Down to Earth: Kansas State University researcher part of $3.9 million NASA lava caves study
Monday, April 30, 2018
Does microbial life exists on Mars? This $3.9 million, three-year-project funded by NASA's PSTAR program and including a Kansas State University researcher, will explore lava bed caves and tubes here on Earth in the hope of answering this question.
MANHATTAN — When lava flows down the slope of a volcano, it can leave behind an extreme environment ideal for unusual microbial life and potential clues to answering the life on Mars question.
Kansas State University geology professor Saugata Datta is one of the primary investigators of a new NASA study that will use a robotic vehicle to explore and collect data inside caves at Lava Beds National Monument in Northern California. The interiors of lava caves are home to bacterial films and coral-like mineral structures — called mineral biomarkers — that could help identify similar features that would provide evidence for extraterrestrial life on Mars or another planet.
"Humans have always had the idea that Mars has the progression of life," Datta said. "Studying delicate, extreme closed environments on Earth can give insight to the probabilities of finding more such features that relate to life and its presence on some extraterrestrial planetary surfaces."
The multi-institutional team of scientists and engineers recently received $3.9 million from NASA's Planetary Science and Technology for Analog Research program to support a three-year project in the lava caves. The team will use a four-wheeled rover, called CaveR, to explore the earthly lava caves and produce a detailed map of the inside of the caves. It will collect directed, high-magnification images to give the researchers information about the chemical makeup of the features on the cave walls.
Researchers, including Kansas State University's Saugata Datta, are using a four-wheeled rover to explore accessibility inside caves. The rover also will deploy a NASA instrument that will determine how much water is on the cave walls. This instrument will be used in a future NASA mission to explore for ice on the dark side of the moon. Operations will be led from a surface-based mission command center a few miles away by a team of researchers who have not have been inside the cave. Photo credit: Project BRAILLE, Lava Beds National Monument, California. | Download this photo.

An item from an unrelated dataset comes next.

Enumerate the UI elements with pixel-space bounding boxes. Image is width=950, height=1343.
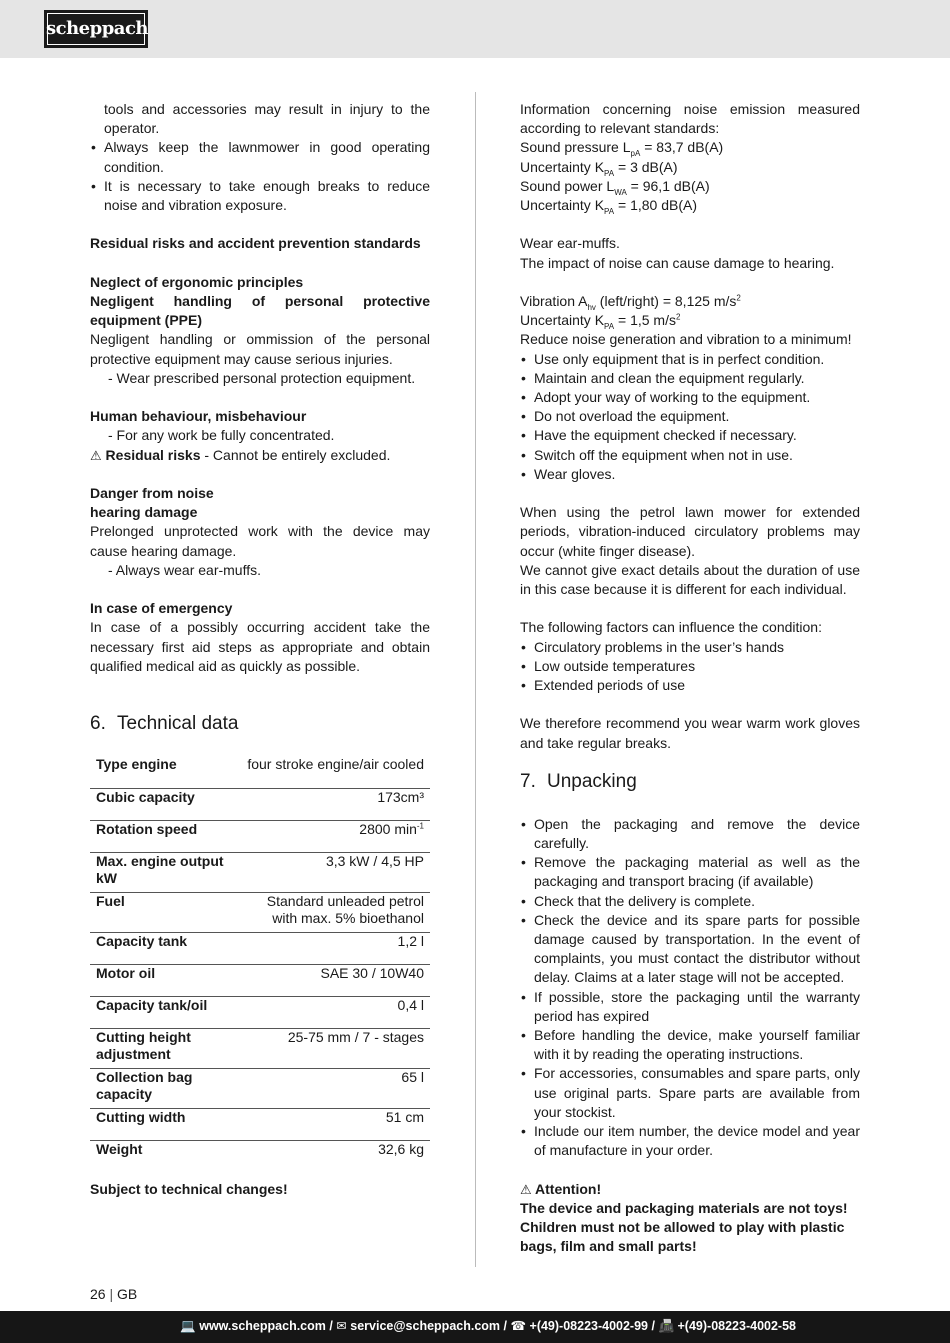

"Lava tubes and collapsed lava structures are quite common on the surface of Mars," Datta said. "Orbiter missions currently observing the red planet can see them. A terrestrial cave on Earth can be explored and really studied to its extreme end to understand such a situation or environment that can form on the surface of Mars."
According to Datta, the earthly lava caves are home to microbial life that thrive in the dark and interact with water dripping from the cave ceiling and seeping through cracks in the walls. By understanding Earth's caves, researchers can create preliminary findings to better detect any possible Marian biosignatures — evidence of past or present life — that may have been preserved in Mars' lava caves, which are better protected from the elements than areas on the surface.
"Caves could be the best place to look for evidence of life on Mars since they offer shelter from extreme surface conditions and have a relatively constant climate over geologic time," said Jennifer Blank, principal investigator of the project at NASA's Ames Research Center. "By understanding how evidence of microbial life is preserved in Earth's caves — specifically in these biomineral features that will last long after the microbes that helped make them are gone — scientists can be better prepared to detect possible Marian biosignatures that may have been preserved in Martian lava caves."
Roll over — or tap if on mobile — the image to see how the rover's technology can detect what a person's naked eye cannot. The original image shows a golden microbial mat forming on secondary minerals on the cave ceilings. The team is engaged in sampling the most interesting features like this that look like "biomarkers" and study the correlation between microbial life and minerals in the caves. Photos credit: Project BRAILLE, Lava Beds National Monument, California.
Datta's research will focus on the water, rock and soil chemistry in the caves and what it looks like from the rover's perspective when these three elements interact with each other to create biomass — living or once living material.
"Our intergraded approach will give us a big picture of the ecosystem of the cave," Datta said. "It will give us an idea of the type of microbial community that can live in a system with a certain temperature and moisture. There are so many extreme environments where microbial communities can occur. This is what we are targeting because Mars is an extreme environment."
Along with Blank and Datta, other co-investigators include Anthony Colaprete, Ted Roush and Carol Stoker from the Planetary Systems Branch at NASA's Ames Research Center; machine vision specialists Uland Wong and Ara Nefian, and robotics engineers Arno Rogg and Antoine Tardy from the Intelligent Robotics Group at the Ames Research Center; electrical engineers Bruce White and Steve Battazzo from the flight instrument electronics division at the Ames Research Center; Diana Northup and Jenny Hathaway from the University of New Mexico; Magadelena Osburn from Northwestern University; and Duane Moser from the Desert Research Institute.